Is this a Biblically correct assumption? I would say not. In Jesus' day, there was also a disaster that caused people to jump to the same conclusion; i.e., that the disaster was the judgment of God upon sinners. But Jesus had a slightly different take on the matter:
Luke 13:1-5
There were present at that season some who told Him about the Galileans whose blood Pilate had mingled with their sacrifices. And Jesus answered and said to them, "Do you suppose that these Galileans were worse sinners than all other Galileans, because they suffered such things? I tell you, no; but unless you repent you will all likewise perish. Or those eighteen on whom the tower in Siloam fell and killed them, do you think that they were worse sinners than all other men who dwelt in Jerusalem? I tell you, no; but unless you repent you will all likewise perish."

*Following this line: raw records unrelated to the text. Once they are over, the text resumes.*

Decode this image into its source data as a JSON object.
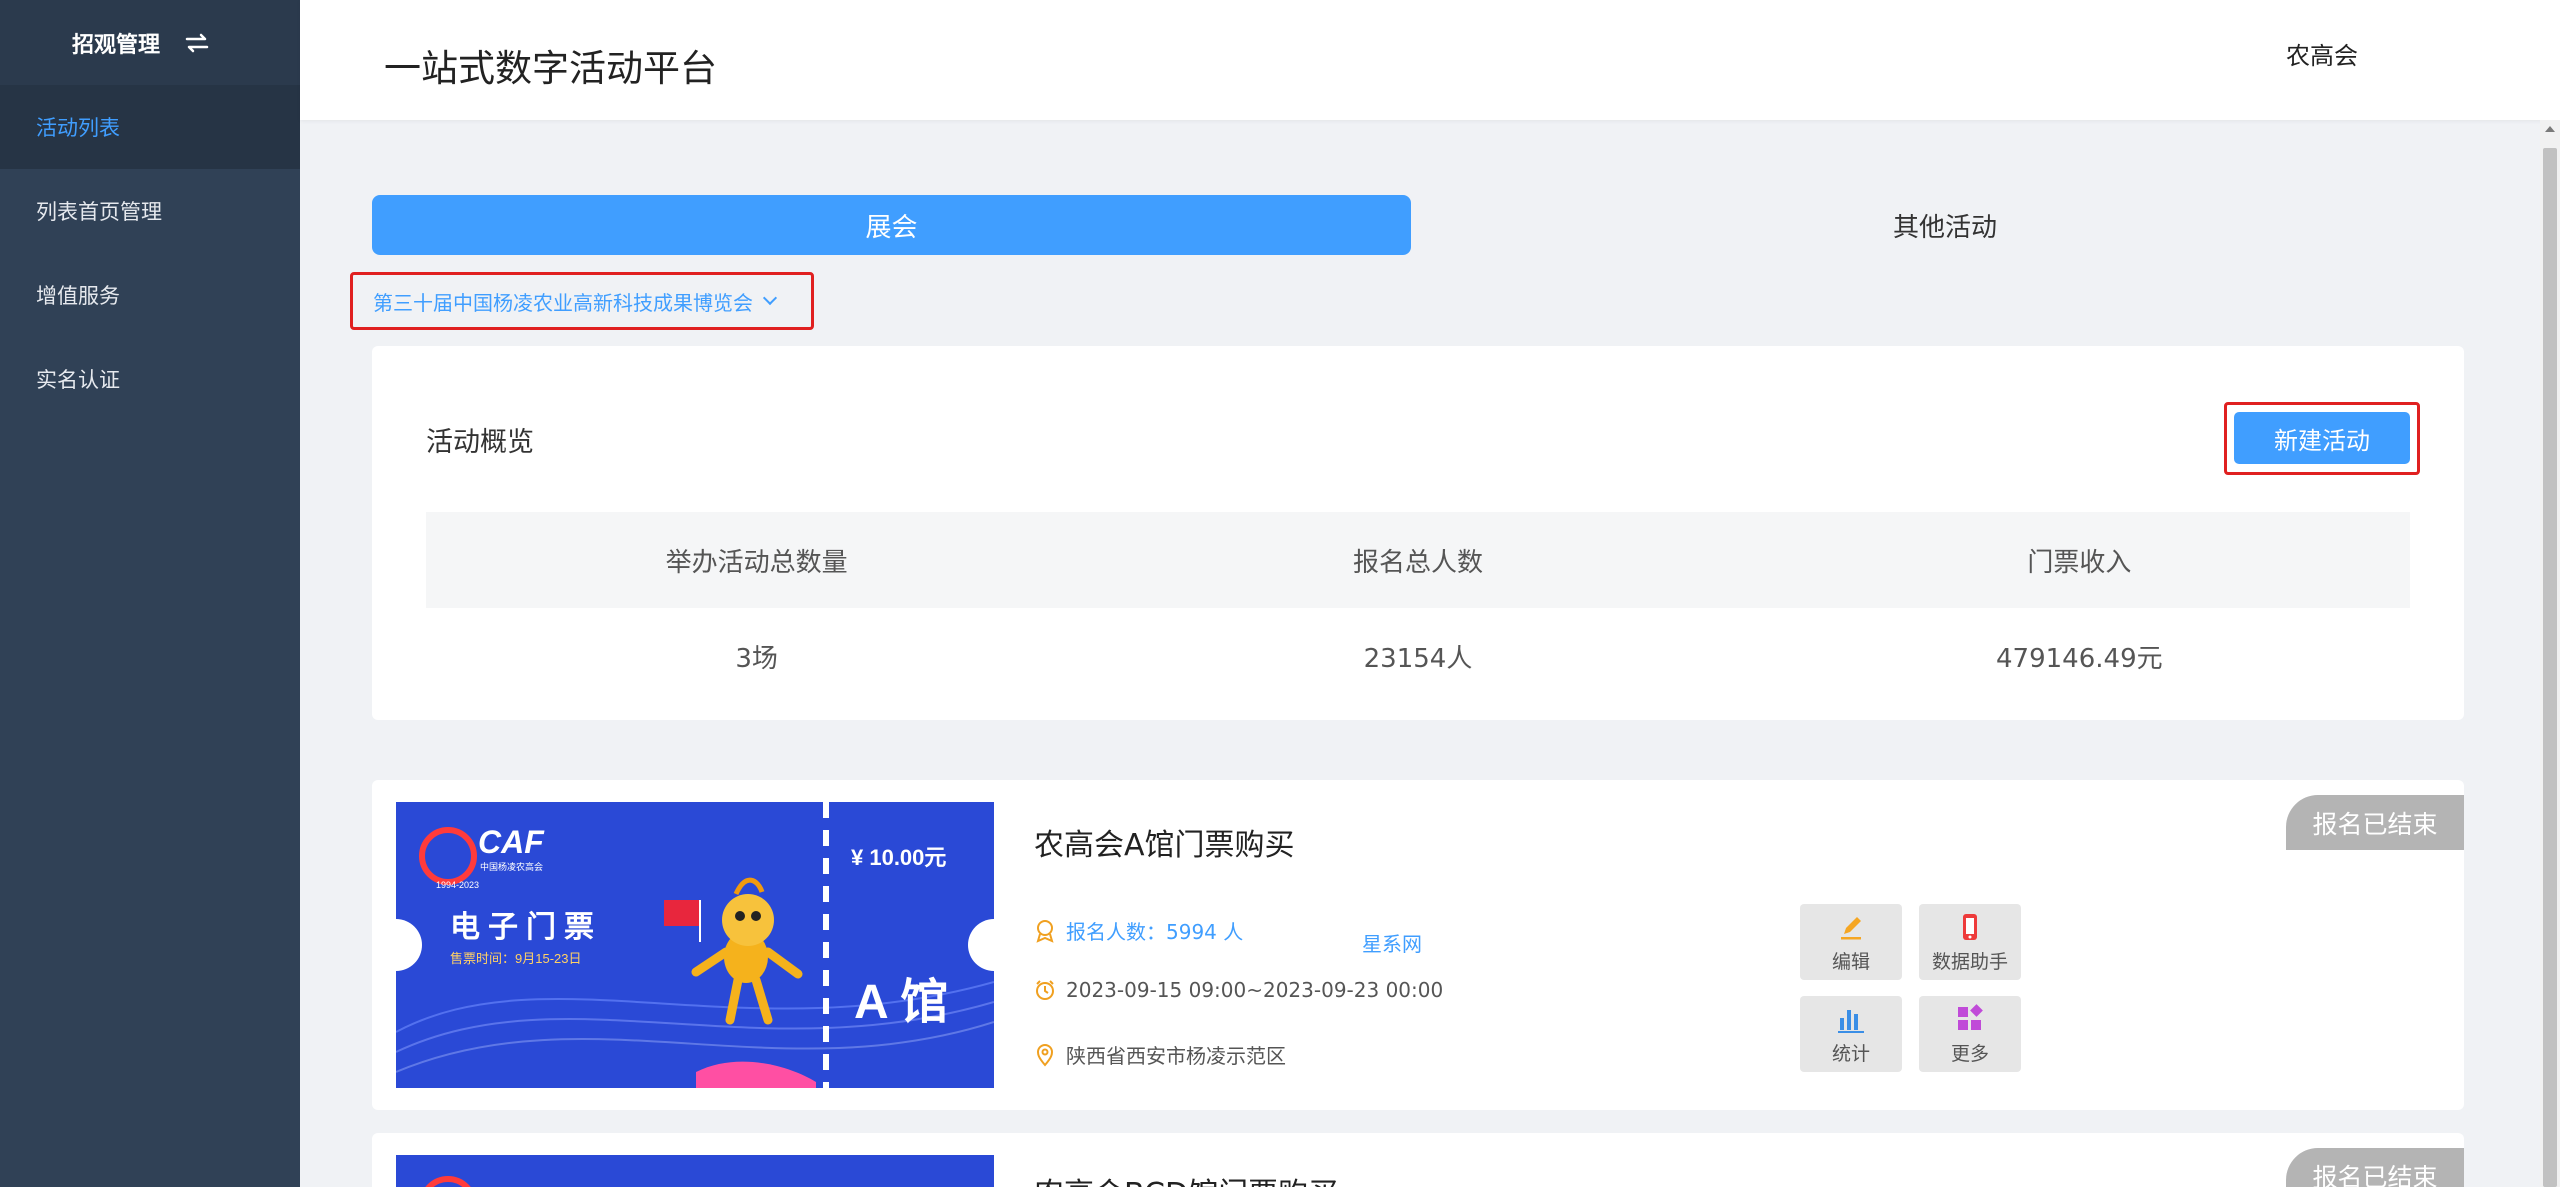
{
  "sidebar": {
    "title": "招观管理",
    "items": [
      {
        "label": "活动列表",
        "active": true
      },
      {
        "label": "列表首页管理",
        "active": false
      },
      {
        "label": "增值服务",
        "active": false
      },
      {
        "label": "实名认证",
        "active": false
      }
    ]
  },
  "header": {
    "title": "一站式数字活动平台",
    "user": "农高会"
  },
  "tabs": [
    {
      "label": "展会",
      "active": true
    },
    {
      "label": "其他活动",
      "active": false
    }
  ],
  "expo_selector": {
    "value": "第三十届中国杨凌农业高新科技成果博览会"
  },
  "overview": {
    "title": "活动概览",
    "new_button": "新建活动",
    "headers": [
      "举办活动总数量",
      "报名总人数",
      "门票收入"
    ],
    "values": [
      "3场",
      "23154人",
      "479146.49元"
    ]
  },
  "activities": [
    {
      "title": "农高会A馆门票购买",
      "status": "报名已结束",
      "signup": "报名人数：5994 人",
      "site": "星系网",
      "time": "2023-09-15 09:00~2023-09-23 00:00",
      "location": "陕西省西安市杨凌示范区",
      "ticket": {
        "caf": "CAF",
        "caf_sub": "中国杨凌农高会",
        "years": "1994-2023",
        "label": "电子门票",
        "date": "售票时间：9月15-23日",
        "price": "¥ 10.00元",
        "hall": "A 馆"
      },
      "actions": [
        "编辑",
        "数据助手",
        "统计",
        "更多"
      ]
    },
    {
      "title": "农高会BCD馆门票购买",
      "status": "报名已结束"
    }
  ],
  "colors": {
    "primary": "#409eff",
    "sidebar_bg": "#304156",
    "highlight_frame": "#e02020",
    "status_gray": "#b4b4b4",
    "ticket_blue": "#2a49d6"
  }
}
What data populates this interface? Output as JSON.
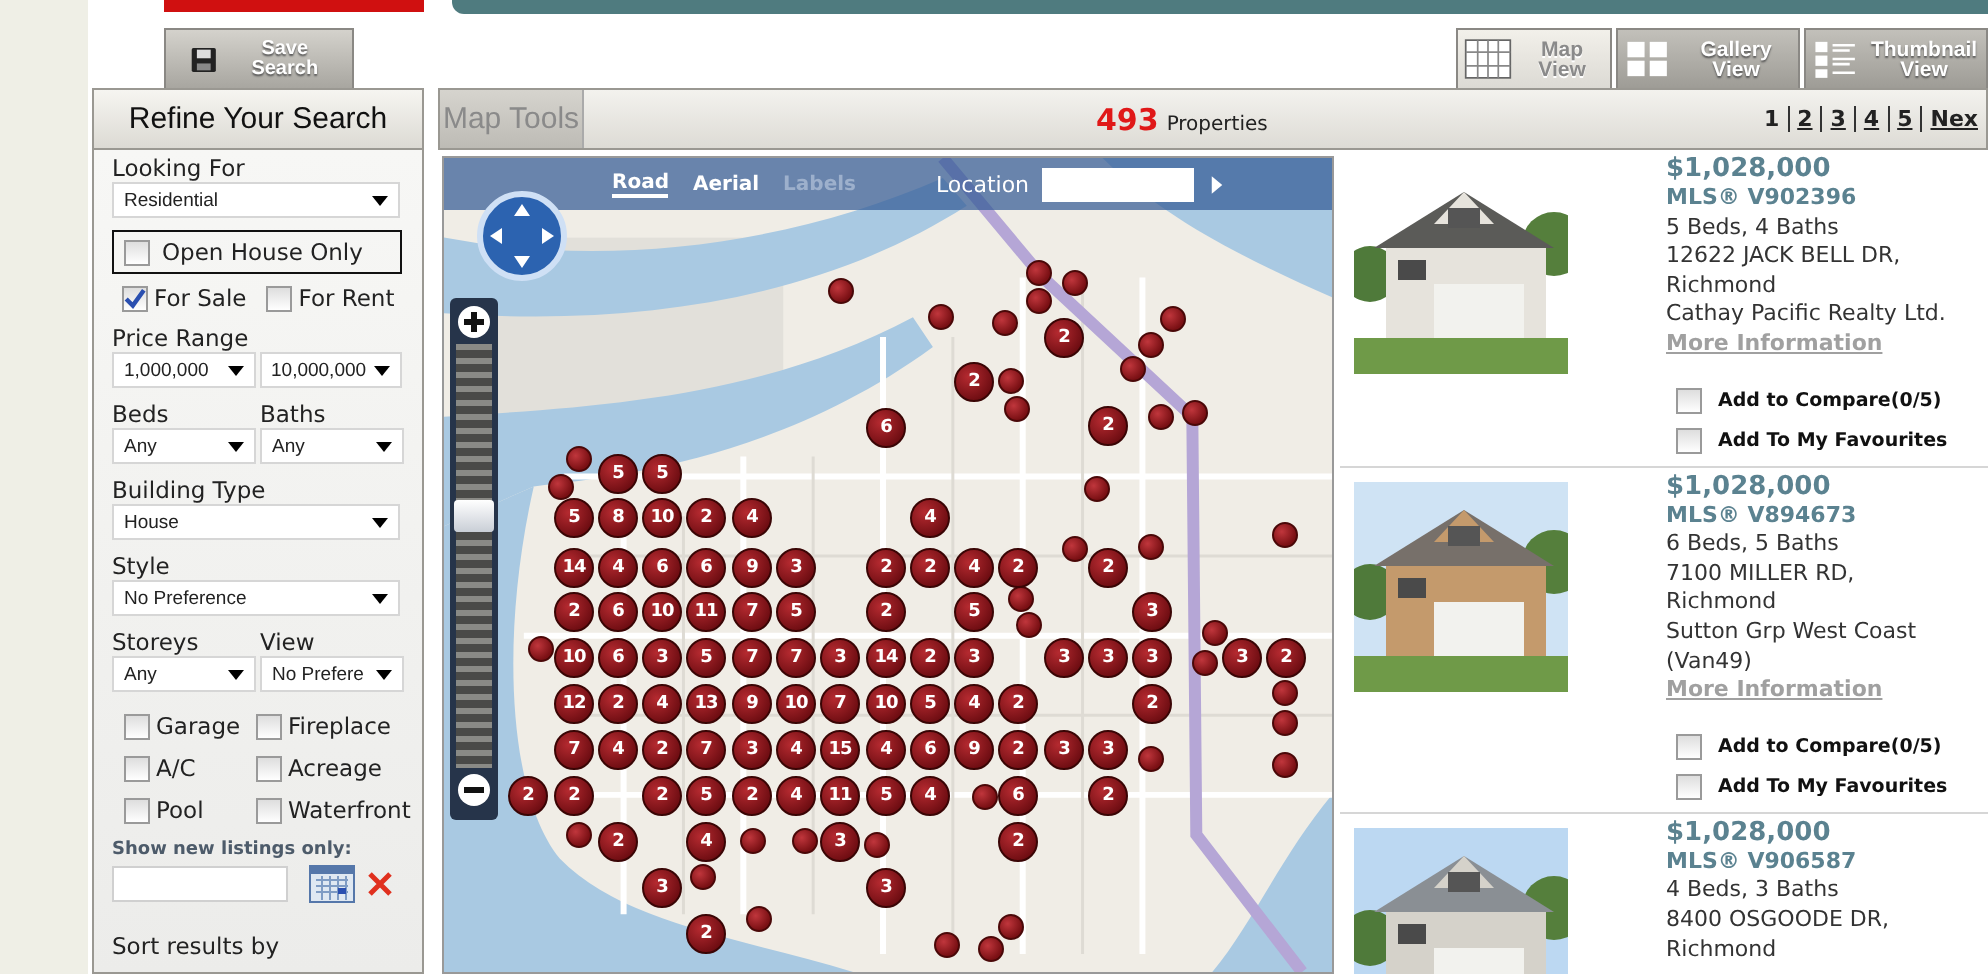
{
  "header": {
    "save_search": "Save Search",
    "views": [
      {
        "kind": "map",
        "label": "Map View",
        "selected": true
      },
      {
        "kind": "gallery",
        "label": "Gallery View",
        "selected": false
      },
      {
        "kind": "thumbnail",
        "label": "Thumbnail View",
        "selected": false
      }
    ]
  },
  "sidebar": {
    "title": "Refine Your Search",
    "looking_for": {
      "label": "Looking For",
      "value": "Residential"
    },
    "open_house": {
      "label": "Open House Only",
      "checked": false
    },
    "listing_types": [
      {
        "label": "For Sale",
        "checked": true
      },
      {
        "label": "For Rent",
        "checked": false
      }
    ],
    "filters": [
      {
        "kind": "range",
        "label": "Price Range",
        "values": [
          "1,000,000",
          "10,000,000"
        ]
      },
      {
        "kind": "pair",
        "fields": [
          {
            "label": "Beds",
            "value": "Any"
          },
          {
            "label": "Baths",
            "value": "Any"
          }
        ]
      },
      {
        "kind": "single",
        "label": "Building Type",
        "value": "House"
      },
      {
        "kind": "single",
        "label": "Style",
        "value": "No Preference"
      },
      {
        "kind": "pair",
        "fields": [
          {
            "label": "Storeys",
            "value": "Any"
          },
          {
            "label": "View",
            "value": "No Prefere"
          }
        ]
      }
    ],
    "features": [
      {
        "label": "Garage",
        "checked": false
      },
      {
        "label": "Fireplace",
        "checked": false
      },
      {
        "label": "A/C",
        "checked": false
      },
      {
        "label": "Acreage",
        "checked": false
      },
      {
        "label": "Pool",
        "checked": false
      },
      {
        "label": "Waterfront",
        "checked": false
      }
    ],
    "new_listings": {
      "label": "Show new listings only:"
    },
    "sort_label": "Sort results by"
  },
  "results_bar": {
    "map_tools": "Map Tools",
    "count": "493",
    "count_label": "Properties",
    "pages": [
      {
        "label": "1",
        "selected": true
      },
      {
        "label": "2",
        "selected": false
      },
      {
        "label": "3",
        "selected": false
      },
      {
        "label": "4",
        "selected": false
      },
      {
        "label": "5",
        "selected": false
      },
      {
        "label": "Nex",
        "selected": false
      }
    ]
  },
  "map": {
    "styles": [
      {
        "label": "Road",
        "selected": true,
        "disabled": false
      },
      {
        "label": "Aerial",
        "selected": false,
        "disabled": false
      },
      {
        "label": "Labels",
        "selected": false,
        "disabled": true
      }
    ],
    "location_label": "Location",
    "zoom": {
      "level": 0.6
    },
    "clusters": [
      "2",
      "2",
      "6",
      "2",
      "5",
      "5",
      "5",
      "8",
      "10",
      "2",
      "4",
      "4",
      "14",
      "4",
      "6",
      "6",
      "9",
      "3",
      "2",
      "2",
      "4",
      "2",
      "2",
      "2",
      "6",
      "10",
      "11",
      "7",
      "5",
      "2",
      "5",
      "3",
      "10",
      "6",
      "3",
      "5",
      "7",
      "7",
      "3",
      "14",
      "2",
      "3",
      "3",
      "3",
      "3",
      "3",
      "2",
      "12",
      "2",
      "4",
      "13",
      "9",
      "10",
      "7",
      "10",
      "5",
      "4",
      "2",
      "2",
      "7",
      "4",
      "2",
      "7",
      "3",
      "4",
      "15",
      "4",
      "6",
      "9",
      "2",
      "3",
      "3",
      "2",
      "2",
      "2",
      "5",
      "2",
      "4",
      "11",
      "5",
      "4",
      "6",
      "2",
      "2",
      "4",
      "3",
      "2",
      "3",
      "3",
      "2"
    ]
  },
  "listings": [
    {
      "price": "$1,028,000",
      "mls": "MLS® V902396",
      "beds_baths": "5 Beds, 4 Baths",
      "address": "12622 JACK BELL DR, Richmond",
      "agent": "Cathay Pacific Realty Ltd.",
      "more": "More Information",
      "compare": {
        "label": "Add to Compare(0/5)",
        "checked": false
      },
      "favourite": {
        "label": "Add To My Favourites",
        "checked": false
      }
    },
    {
      "price": "$1,028,000",
      "mls": "MLS® V894673",
      "beds_baths": "6 Beds, 5 Baths",
      "address": "7100 MILLER RD, Richmond",
      "agent": "Sutton Grp West Coast (Van49)",
      "more": "More Information",
      "compare": {
        "label": "Add to Compare(0/5)",
        "checked": false
      },
      "favourite": {
        "label": "Add To My Favourites",
        "checked": false
      }
    },
    {
      "price": "$1,028,000",
      "mls": "MLS® V906587",
      "beds_baths": "4 Beds, 3 Baths",
      "address": "8400 OSGOODE DR, Richmond"
    }
  ]
}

Were the people who perished in the tsunami worse sinners than we are? The natives in those countries have had comparatively little exposure to Christianity, whereas the West has enjoyed the light of the Gospel for hundreds of years. What's our excuse? Maybe they bowed down to their idols, but we in the West have our own idols that we bow down to - sports stars, bratty Hollywood actors, pop/rock musicians, money, ease and convenience....are we worse than the Hindus, the Buddhists, or the Muslims?

"I tell you, no; but unless you repent you will all likewise perish."

The message for us is not "God sent this upon them because they're such terrible sinners" - but rather "I need to repent and believe the Gospel."

In closing, a parable for those who think they have nothing to worry about because they're not as bad as the other guy:

Luke 18:9-14
Also He (Jesus) spoke this parable to some who trusted in themselves that they were righteous, and despised others: "Two men went up to the temple to pray, one a Pharisee and the other a tax collector. The Pharisee stood and prayed thus with himself, 'God, I thank You that I am not like other men--extortioners, unjust, adulterers, or even as this tax collector. I fast twice a week; I give tithes of all that I possess.' And the tax collector, standing afar off, would not so much as raise his eyes to heaven, but beat his breast, saying, 'God be merciful to me a sinner!' I tell you, this man went down to his house justified rather than the other; for everyone who exalts himself will be abased, and he who humbles himself will be exalted."

Who are worse sinners - the tsunami victims, or us? It doesn't matter - "unless you repent you will all likewise perish."